3. The method as claimed in claim 2, wherein the index parameters include a prior probability parameter and a conditional probability parameter, the prior probability parameter is a probability value of each level of an index without dependency, the conditional probability parameter is a probability value of each level of an index with dependency, and the step of storing the index parameter data in JSON format comprises the steps of:

storing the index without the dependency relationship as a key of a prior probability parameter object, and storing the probability value of the index without the dependency relationship as each grade as the value of the prior probability parameter object;

and storing the indexes or test items with the dependency relationship as keys of a conditional probability parameter object, wherein the value of the conditional probability parameter object is a list of the dependent objects, the keys of the dependent objects are the dependent indexes, and the values of the dependent objects are the probability values of all levels of the dependent indexes.

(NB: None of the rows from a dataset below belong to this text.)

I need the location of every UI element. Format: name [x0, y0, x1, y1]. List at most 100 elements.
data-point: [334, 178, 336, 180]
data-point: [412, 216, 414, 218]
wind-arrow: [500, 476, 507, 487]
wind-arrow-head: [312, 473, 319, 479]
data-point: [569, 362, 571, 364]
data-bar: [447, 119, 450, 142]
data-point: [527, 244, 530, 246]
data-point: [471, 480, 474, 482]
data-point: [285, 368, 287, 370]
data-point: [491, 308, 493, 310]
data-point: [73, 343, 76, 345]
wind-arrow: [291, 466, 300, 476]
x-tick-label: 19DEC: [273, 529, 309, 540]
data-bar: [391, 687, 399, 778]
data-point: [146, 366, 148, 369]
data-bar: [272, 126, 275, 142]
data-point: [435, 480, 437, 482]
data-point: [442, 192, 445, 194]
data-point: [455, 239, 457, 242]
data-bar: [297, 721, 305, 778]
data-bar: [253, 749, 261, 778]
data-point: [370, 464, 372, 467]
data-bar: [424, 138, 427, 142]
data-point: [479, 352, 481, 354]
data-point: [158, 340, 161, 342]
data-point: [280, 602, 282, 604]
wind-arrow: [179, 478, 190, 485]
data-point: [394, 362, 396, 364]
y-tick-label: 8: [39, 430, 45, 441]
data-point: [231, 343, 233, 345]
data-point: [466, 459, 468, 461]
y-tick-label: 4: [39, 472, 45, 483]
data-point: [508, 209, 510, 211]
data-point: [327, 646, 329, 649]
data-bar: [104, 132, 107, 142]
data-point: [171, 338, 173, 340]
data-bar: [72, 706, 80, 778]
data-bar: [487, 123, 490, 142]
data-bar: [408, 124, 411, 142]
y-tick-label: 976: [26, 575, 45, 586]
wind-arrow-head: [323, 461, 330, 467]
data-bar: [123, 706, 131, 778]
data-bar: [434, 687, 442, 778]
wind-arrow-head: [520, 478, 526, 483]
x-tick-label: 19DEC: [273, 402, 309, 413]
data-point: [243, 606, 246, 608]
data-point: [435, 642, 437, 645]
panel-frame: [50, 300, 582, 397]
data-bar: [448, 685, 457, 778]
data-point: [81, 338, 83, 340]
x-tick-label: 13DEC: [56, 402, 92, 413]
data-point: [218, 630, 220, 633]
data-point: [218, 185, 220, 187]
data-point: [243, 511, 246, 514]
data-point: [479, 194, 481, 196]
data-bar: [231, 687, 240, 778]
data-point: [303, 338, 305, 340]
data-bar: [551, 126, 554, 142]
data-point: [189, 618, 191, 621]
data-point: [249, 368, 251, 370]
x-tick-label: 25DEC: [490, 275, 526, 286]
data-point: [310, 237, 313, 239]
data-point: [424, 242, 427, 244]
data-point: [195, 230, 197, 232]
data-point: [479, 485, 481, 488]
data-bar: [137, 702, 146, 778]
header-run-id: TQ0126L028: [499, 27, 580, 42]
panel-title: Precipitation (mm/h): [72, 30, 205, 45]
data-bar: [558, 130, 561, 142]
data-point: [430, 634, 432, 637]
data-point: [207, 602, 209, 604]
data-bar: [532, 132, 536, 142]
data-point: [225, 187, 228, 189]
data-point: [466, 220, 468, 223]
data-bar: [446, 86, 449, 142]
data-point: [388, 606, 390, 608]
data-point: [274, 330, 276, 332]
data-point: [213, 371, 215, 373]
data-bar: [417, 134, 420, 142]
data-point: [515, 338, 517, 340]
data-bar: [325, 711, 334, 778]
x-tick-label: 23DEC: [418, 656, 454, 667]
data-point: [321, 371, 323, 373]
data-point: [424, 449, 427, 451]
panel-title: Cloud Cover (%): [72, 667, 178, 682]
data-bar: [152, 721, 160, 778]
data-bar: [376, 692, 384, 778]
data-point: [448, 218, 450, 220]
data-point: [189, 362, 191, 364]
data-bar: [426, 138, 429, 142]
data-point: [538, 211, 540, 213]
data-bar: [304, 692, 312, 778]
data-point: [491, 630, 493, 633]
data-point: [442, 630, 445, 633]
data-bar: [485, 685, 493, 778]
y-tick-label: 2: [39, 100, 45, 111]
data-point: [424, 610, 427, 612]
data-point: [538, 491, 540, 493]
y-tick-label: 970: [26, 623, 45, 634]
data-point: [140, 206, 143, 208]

4. The method for information literacy data mining applied to educational informatization according to claim 3, wherein the output of the information literacy test result comprises the steps of:

and inputting an information literacy model and test data based on Bayes, calculating the probability of each grade of the information literacy of the tester according to a Bayes formula, and finally selecting the grade with the highest probability as the final result of the tester.

5. An information literacy data mining system applied to educational informatization, comprising:

the test data acquisition module is used for acquiring information literacy test data input by a tested person and storing the test data into a score data matrix table;

the index structure data acquisition module is used for acquiring index structure data input by experts and storing the index structure data into a JSON format;

the index parameter data acquisition module is used for acquiring index parameter data input by experts and storing the index parameter data into a JSON format;

the model building module is used for building an information literacy model generation program, the information literacy model generation program is used for receiving the index structure data and the index parameter data and generating an information literacy model based on a Bayesian network according to the index structure data and the index parameter data;

the data mining module is used for constructing an information literacy data mining program, and the information literacy data mining program is used for receiving the information literacy model and the score data matrix table and outputting an information literacy test result;

6. A computer device comprising a processor and a memory, wherein the processor runs a program corresponding to an executable program code stored in the memory by reading the executable program code for implementing the method according to any one of claims 1 to 4.

7. A computer-readable storage medium, on which a computer program is stored, which, when being executed by a processor, carries out the method according to any one of claims 1 to 4.